O voto segue com uma defesa da jurisprudência firmada, citando trechos da doutrina de Ronald Dworkin sobre a importância da estabilidade das regras. Logo a seguir ameniza o argumento, para admitir maior flexibilidade das cortes constitucionais para rever suas decisões, citando novamente Dworkin.
Voltando à análise do pedido, Rosa relembrou que o HC em votação dizia respeito apenas ao caso concreto, não se tratando de situação de caráter “objetivo”, em que o tema estaria reaberto, em tese, para discussão.
Para concessão de HC nessas condições, seria necessário que o pedido de prisão decorresse de ato “ilegal, abusivo ou teratológico”, condições absolutamente ausentes no caso, visto que fundado em decisão tomada com repercussão geral pelo próprio STF. Além disso, a alteração de seu voto em caso subjetivo – de um único paciente – violaria o princípio da segurança jurídica, citado por ela como um valor, além de tornar esvaziado o princípio do colegiado, ambos os princípios valorizados na parte inicial de seu voto.
Rosa Weber deixou claro que sua argumentação seria outra caso estivessem em pauta os Ações Declaratórias de Constitucionalidade 43 e 44, que reabririam o tema em tese. Mas mesmo que o caso volte à pauta do STF, não é possível asseverar qual caminho a Ministra deve tomar.
É certo que em 2016 ela se manifestou contra o cumprimento provisório da pena (prisão após a segunda instância), mas no voto do HC do Lula o posicionamento atual não foi revelado. Está claro que a argumentação utilizada para este HC (que deverá ser repetida para outros casos específicos) não se sustentará quando da análise das ADCs. Outra fundamentação deverá ser erigida, ainda que parte deste voto seja aproveitado.
A conclusão é que, apesar de o voto de Rosa Weber ter sido claro, coerente e bem fundamentado, nada se pode dizer sobre seu posicionamento nas ADCs. Tanto a manutenção de sua posição de 2016 quanto uma evolução, tal como ocorreu com Gilmar Mendes, estão no horizonte. Em nenhum momento ela declarou que sua convicção segue inalterada.

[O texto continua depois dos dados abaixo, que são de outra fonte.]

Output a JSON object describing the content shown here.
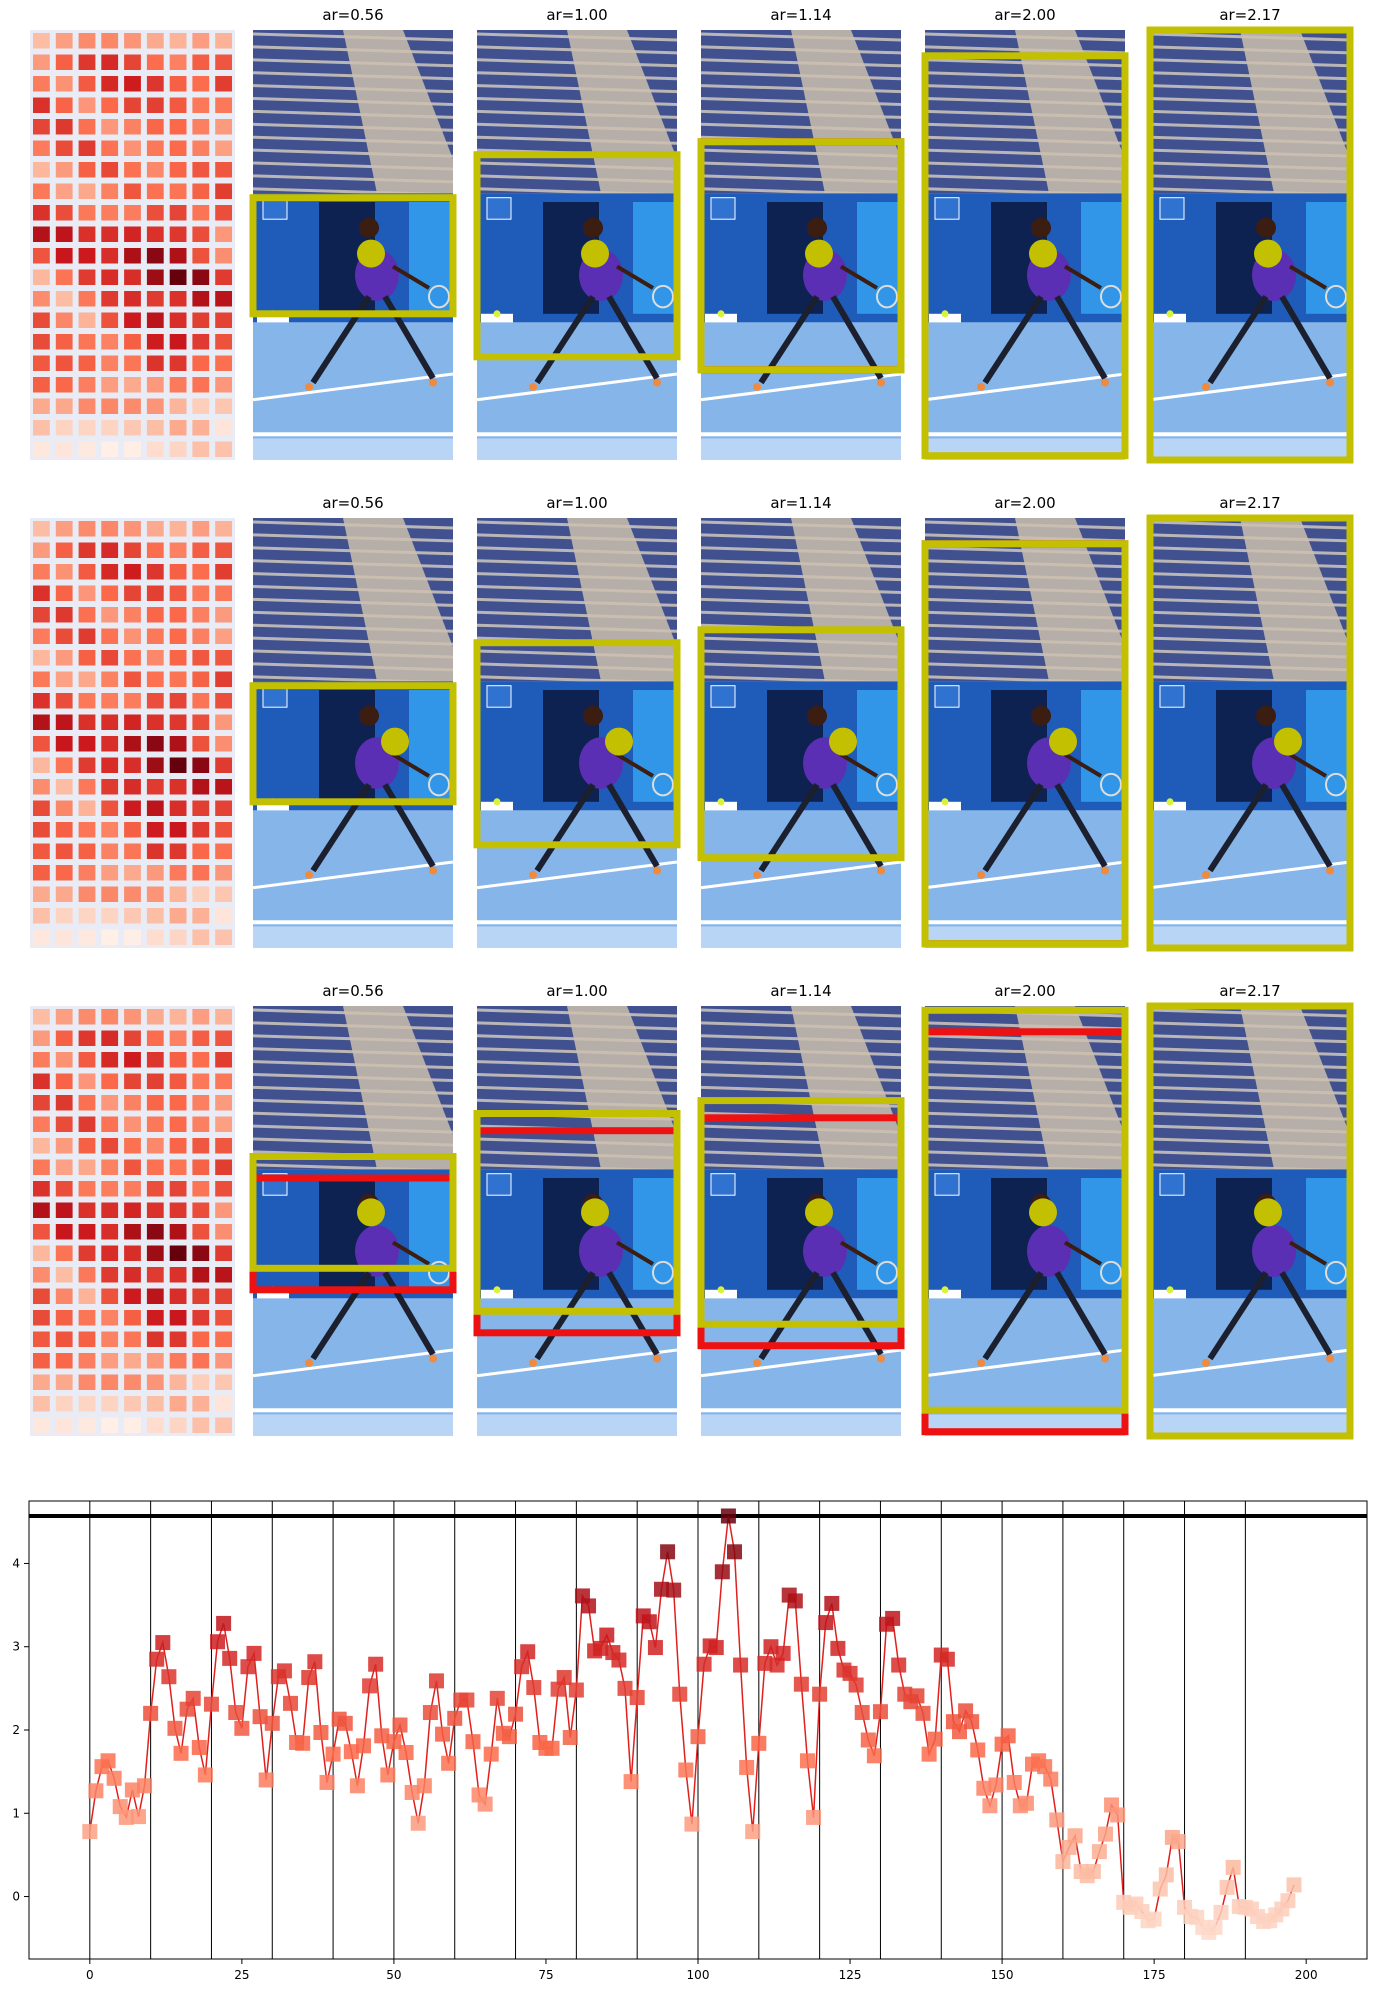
{
  "figure": {
    "rows": [
      {
        "panels": [
          {
            "title": "ar=0.56",
            "yellow_box": [
              0.0,
              0.39,
              1.0,
              0.66
            ],
            "red_box": null,
            "dot": [
              0.59,
              0.52
            ]
          },
          {
            "title": "ar=1.00",
            "yellow_box": [
              0.0,
              0.29,
              1.0,
              0.76
            ],
            "red_box": null,
            "dot": [
              0.59,
              0.52
            ]
          },
          {
            "title": "ar=1.14",
            "yellow_box": [
              0.0,
              0.26,
              1.0,
              0.79
            ],
            "red_box": [
              0.0,
              0.26,
              1.0,
              0.79
            ],
            "dot": [
              0.59,
              0.52
            ]
          },
          {
            "title": "ar=2.00",
            "yellow_box": [
              0.0,
              0.06,
              1.0,
              0.99
            ],
            "red_box": null,
            "dot": [
              0.59,
              0.52
            ]
          },
          {
            "title": "ar=2.17",
            "yellow_box": [
              0.0,
              0.0,
              1.0,
              1.0
            ],
            "red_box": null,
            "dot": [
              0.59,
              0.52
            ]
          }
        ]
      },
      {
        "panels": [
          {
            "title": "ar=0.56",
            "yellow_box": [
              0.0,
              0.39,
              1.0,
              0.66
            ],
            "red_box": null,
            "dot": [
              0.71,
              0.52
            ]
          },
          {
            "title": "ar=1.00",
            "yellow_box": [
              0.0,
              0.29,
              1.0,
              0.76
            ],
            "red_box": null,
            "dot": [
              0.71,
              0.52
            ]
          },
          {
            "title": "ar=1.14",
            "yellow_box": [
              0.0,
              0.26,
              1.0,
              0.79
            ],
            "red_box": null,
            "dot": [
              0.71,
              0.52
            ]
          },
          {
            "title": "ar=2.00",
            "yellow_box": [
              0.0,
              0.06,
              1.0,
              0.99
            ],
            "red_box": [
              0.0,
              0.06,
              1.0,
              0.99
            ],
            "dot": [
              0.69,
              0.52
            ]
          },
          {
            "title": "ar=2.17",
            "yellow_box": [
              0.0,
              0.0,
              1.0,
              1.0
            ],
            "red_box": null,
            "dot": [
              0.69,
              0.52
            ]
          }
        ]
      },
      {
        "panels": [
          {
            "title": "ar=0.56",
            "yellow_box": [
              0.0,
              0.35,
              1.0,
              0.61
            ],
            "red_box": [
              0.0,
              0.4,
              1.0,
              0.66
            ],
            "dot": [
              0.59,
              0.48
            ]
          },
          {
            "title": "ar=1.00",
            "yellow_box": [
              0.0,
              0.25,
              1.0,
              0.71
            ],
            "red_box": [
              0.0,
              0.29,
              1.0,
              0.76
            ],
            "dot": [
              0.59,
              0.48
            ]
          },
          {
            "title": "ar=1.14",
            "yellow_box": [
              0.0,
              0.22,
              1.0,
              0.74
            ],
            "red_box": [
              0.0,
              0.26,
              1.0,
              0.79
            ],
            "dot": [
              0.59,
              0.48
            ]
          },
          {
            "title": "ar=2.00",
            "yellow_box": [
              0.0,
              0.01,
              1.0,
              0.94
            ],
            "red_box": [
              0.0,
              0.06,
              1.0,
              0.99
            ],
            "dot": [
              0.59,
              0.48
            ]
          },
          {
            "title": "ar=2.17",
            "yellow_box": [
              0.0,
              0.0,
              1.0,
              1.0
            ],
            "red_box": null,
            "dot": [
              0.59,
              0.48
            ]
          }
        ]
      }
    ],
    "colors": {
      "box": "#c2c000",
      "crop": "#ee1111",
      "marker_high": "#7a0a12",
      "marker_low": "#fde0d2"
    }
  },
  "chart_data": {
    "type": "line",
    "title": "",
    "xlabel": "",
    "ylabel": "",
    "xlim": [
      -10,
      210
    ],
    "ylim": [
      -0.75,
      4.75
    ],
    "xticks": [
      "0",
      "25",
      "50",
      "75",
      "100",
      "125",
      "150",
      "175",
      "200"
    ],
    "yticks": [
      "0",
      "1",
      "2",
      "3",
      "4"
    ],
    "hline": 4.57,
    "vlines": [
      0,
      10,
      20,
      30,
      40,
      50,
      60,
      70,
      80,
      90,
      100,
      110,
      120,
      130,
      140,
      150,
      160,
      170,
      180,
      190
    ],
    "grid": false,
    "series": [
      {
        "values": [
          0.78,
          1.27,
          1.56,
          1.63,
          1.42,
          1.08,
          0.95,
          1.28,
          0.96,
          1.33,
          2.2,
          2.85,
          3.05,
          2.64,
          2.02,
          1.72,
          2.25,
          2.38,
          1.79,
          1.46,
          2.31,
          3.06,
          3.28,
          2.86,
          2.21,
          2.02,
          2.76,
          2.92,
          2.16,
          1.4,
          2.08,
          2.64,
          2.71,
          2.32,
          1.85,
          1.84,
          2.63,
          2.82,
          1.97,
          1.37,
          1.71,
          2.13,
          2.08,
          1.74,
          1.33,
          1.81,
          2.53,
          2.79,
          1.93,
          1.46,
          1.86,
          2.06,
          1.73,
          1.25,
          0.88,
          1.33,
          2.21,
          2.59,
          1.95,
          1.6,
          2.14,
          2.36,
          2.36,
          1.86,
          1.22,
          1.11,
          1.71,
          2.38,
          1.96,
          1.92,
          2.19,
          2.76,
          2.94,
          2.51,
          1.85,
          1.78,
          1.78,
          2.49,
          2.63,
          1.91,
          2.48,
          3.61,
          3.49,
          2.95,
          2.98,
          3.14,
          2.93,
          2.84,
          2.5,
          1.38,
          2.39,
          3.37,
          3.3,
          2.99,
          3.69,
          4.14,
          3.68,
          2.43,
          1.52,
          0.87,
          1.92,
          2.79,
          3.01,
          2.99,
          3.9,
          4.57,
          4.14,
          2.78,
          1.55,
          0.78,
          1.84,
          2.8,
          3.0,
          2.78,
          2.92,
          3.62,
          3.55,
          2.55,
          1.63,
          0.95,
          2.43,
          3.29,
          3.52,
          2.98,
          2.72,
          2.68,
          2.54,
          2.21,
          1.88,
          1.69,
          2.22,
          3.27,
          3.34,
          2.78,
          2.43,
          2.34,
          2.41,
          2.2,
          1.71,
          1.89,
          2.9,
          2.85,
          2.1,
          1.98,
          2.23,
          2.1,
          1.76,
          1.3,
          1.09,
          1.34,
          1.83,
          1.93,
          1.37,
          1.09,
          1.12,
          1.59,
          1.63,
          1.56,
          1.41,
          0.92,
          0.42,
          0.59,
          0.73,
          0.3,
          0.25,
          0.3,
          0.54,
          0.75,
          1.1,
          0.98,
          -0.07,
          -0.13,
          -0.09,
          -0.18,
          -0.29,
          -0.27,
          0.09,
          0.26,
          0.71,
          0.66,
          -0.13,
          -0.24,
          -0.25,
          -0.37,
          -0.43,
          -0.37,
          -0.19,
          0.11,
          0.35,
          -0.12,
          -0.13,
          -0.15,
          -0.24,
          -0.3,
          -0.29,
          -0.22,
          -0.15,
          -0.05,
          0.14
        ]
      }
    ]
  }
}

O certo é que, independentemente do caminho que vier a tomar, o ideal seria que jurisprudência do STF fosse mais estável, menos sujeitos a humores de ministros e a pressões de presos poderosos.
Lembro que Presidente Lula é oriundo da classe dos trabalhadores, mas ao fim adota as mesmas práticas da elite que o precedeu. As imensas pressões sofridas pelo STF desde o mensalão não fazem mais do que comprovar essa capacidade que as elites têm de absorver aqueles que a ela se agregam.
É Karl Marx inclusive que dizia que “quanto mais a classe dominante é capaz de assimilar as principais mentes da classe dominada, mais estável e perigoso torna o seu domínio.” Não acredito nessas explicações simplistas, mas é certo que a substituição das elites não conseguiram, por si só, promover o avanço de nosso marco civilizatório. Pior: o atual ataque às nossas instituições pode, inclusive, nos conduzir a um retrocesso.